If you want to check out the carnage for yourself just spend some time U.S. Marine Mammal Inventory database.  I use the searchable database created by the Sun-Sentinel which has data from 2010.

Another great source of information about the deaths of killer whales in captivity is the list put together by the Orca Project.  As of December 5, 2013 the figure was 159 deaths in captivity.  Horribly, this number does not include the number of unsuccessful births which would add another 30 deaths to the list.

Not only are these intelligent and social animals ripped from their family groups, forced to integrate with other orcas from vastly different social hierarchies, and live in environments completely devoid of the stimulation required to satiate their curiosity, but it is likely that the animal will die much younger than their wild counterparts.  Regardless of the marketing spin and public relations hackery that SeaWorld’s mercenaries pitch the fact remains that killer whales in captivity lead lives that are less healthy and shorter than wild killer whales.

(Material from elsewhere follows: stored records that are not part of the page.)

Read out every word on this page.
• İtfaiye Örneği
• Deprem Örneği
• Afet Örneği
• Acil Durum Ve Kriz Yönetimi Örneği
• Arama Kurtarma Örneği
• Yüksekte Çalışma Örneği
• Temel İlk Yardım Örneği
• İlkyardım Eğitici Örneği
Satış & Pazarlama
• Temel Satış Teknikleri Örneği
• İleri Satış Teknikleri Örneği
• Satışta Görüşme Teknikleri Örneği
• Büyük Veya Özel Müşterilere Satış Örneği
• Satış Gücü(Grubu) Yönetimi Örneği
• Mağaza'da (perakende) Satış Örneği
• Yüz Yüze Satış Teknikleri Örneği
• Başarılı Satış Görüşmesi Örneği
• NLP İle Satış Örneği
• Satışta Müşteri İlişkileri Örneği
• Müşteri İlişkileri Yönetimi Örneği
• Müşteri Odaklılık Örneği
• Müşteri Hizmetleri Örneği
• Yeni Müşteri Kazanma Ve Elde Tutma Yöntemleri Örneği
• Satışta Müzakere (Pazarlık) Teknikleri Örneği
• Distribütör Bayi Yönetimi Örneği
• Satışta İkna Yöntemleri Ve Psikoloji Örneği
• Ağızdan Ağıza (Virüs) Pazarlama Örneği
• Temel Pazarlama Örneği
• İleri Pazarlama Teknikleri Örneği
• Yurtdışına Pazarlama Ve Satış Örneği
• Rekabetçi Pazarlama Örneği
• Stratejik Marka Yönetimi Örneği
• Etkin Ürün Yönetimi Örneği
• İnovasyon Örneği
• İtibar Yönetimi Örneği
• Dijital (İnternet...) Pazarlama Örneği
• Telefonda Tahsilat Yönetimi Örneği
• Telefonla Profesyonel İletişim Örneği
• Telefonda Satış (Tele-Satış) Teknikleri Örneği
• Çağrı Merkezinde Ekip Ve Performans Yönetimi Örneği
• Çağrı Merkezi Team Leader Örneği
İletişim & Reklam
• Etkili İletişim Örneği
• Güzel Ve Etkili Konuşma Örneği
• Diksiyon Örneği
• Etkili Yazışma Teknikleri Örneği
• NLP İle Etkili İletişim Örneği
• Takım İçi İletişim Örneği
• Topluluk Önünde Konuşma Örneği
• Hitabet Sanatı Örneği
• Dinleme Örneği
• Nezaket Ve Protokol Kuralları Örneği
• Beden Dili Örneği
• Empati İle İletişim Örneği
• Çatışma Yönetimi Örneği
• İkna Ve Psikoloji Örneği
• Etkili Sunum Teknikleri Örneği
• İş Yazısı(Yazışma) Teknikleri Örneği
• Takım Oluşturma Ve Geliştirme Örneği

Orcas at SeaWorld are bred in a way that reminds one of the worst practices of puppy mills, which are universally condemned for poor conditions.  Animals are inbred—sometimes even having a young male impregnate his mother—and are bred in such a way that creates hybrids of differing orca populations that would not have occurred in the wild.

A common argument is that SeaWorld does valuable research on killer whales, but an objective review of the literature shows that almost all of the research is related to husbandry—which benefits SeaWorld’s own captive breeding program and does nothing to advance our knowledge of wild populations—and very little money is spent on research.  If you read the quarterly filings with the SEC—SeaWorld is a publicly traded company so their financials are public record—the company describes itself as a “leading theme park and entertainment company…”  Not once in the Business Overview does the company talk about research.  Sure, a few animals will get rescued and some may even get returned to the wild—always with a lot of press coverage—but SeaWorld, at its core, is an entertainment company exploiting animals.

What value do we place on seeing the majesty of these animals?  It is a common argument that SeaWorld provides an opportunity for people to see marine animals that may be impossible otherwise.  I will ignore the fact that a single day admission for an adult to one of the parks costs ~$80 and a child not much less, so a family of four is looking at spending more than $300 just to get inside the park for the day.  The fact remains that what we see in these parks is not the majesty of a killer whale, but a depressing distillation of artifice that cheapens nature.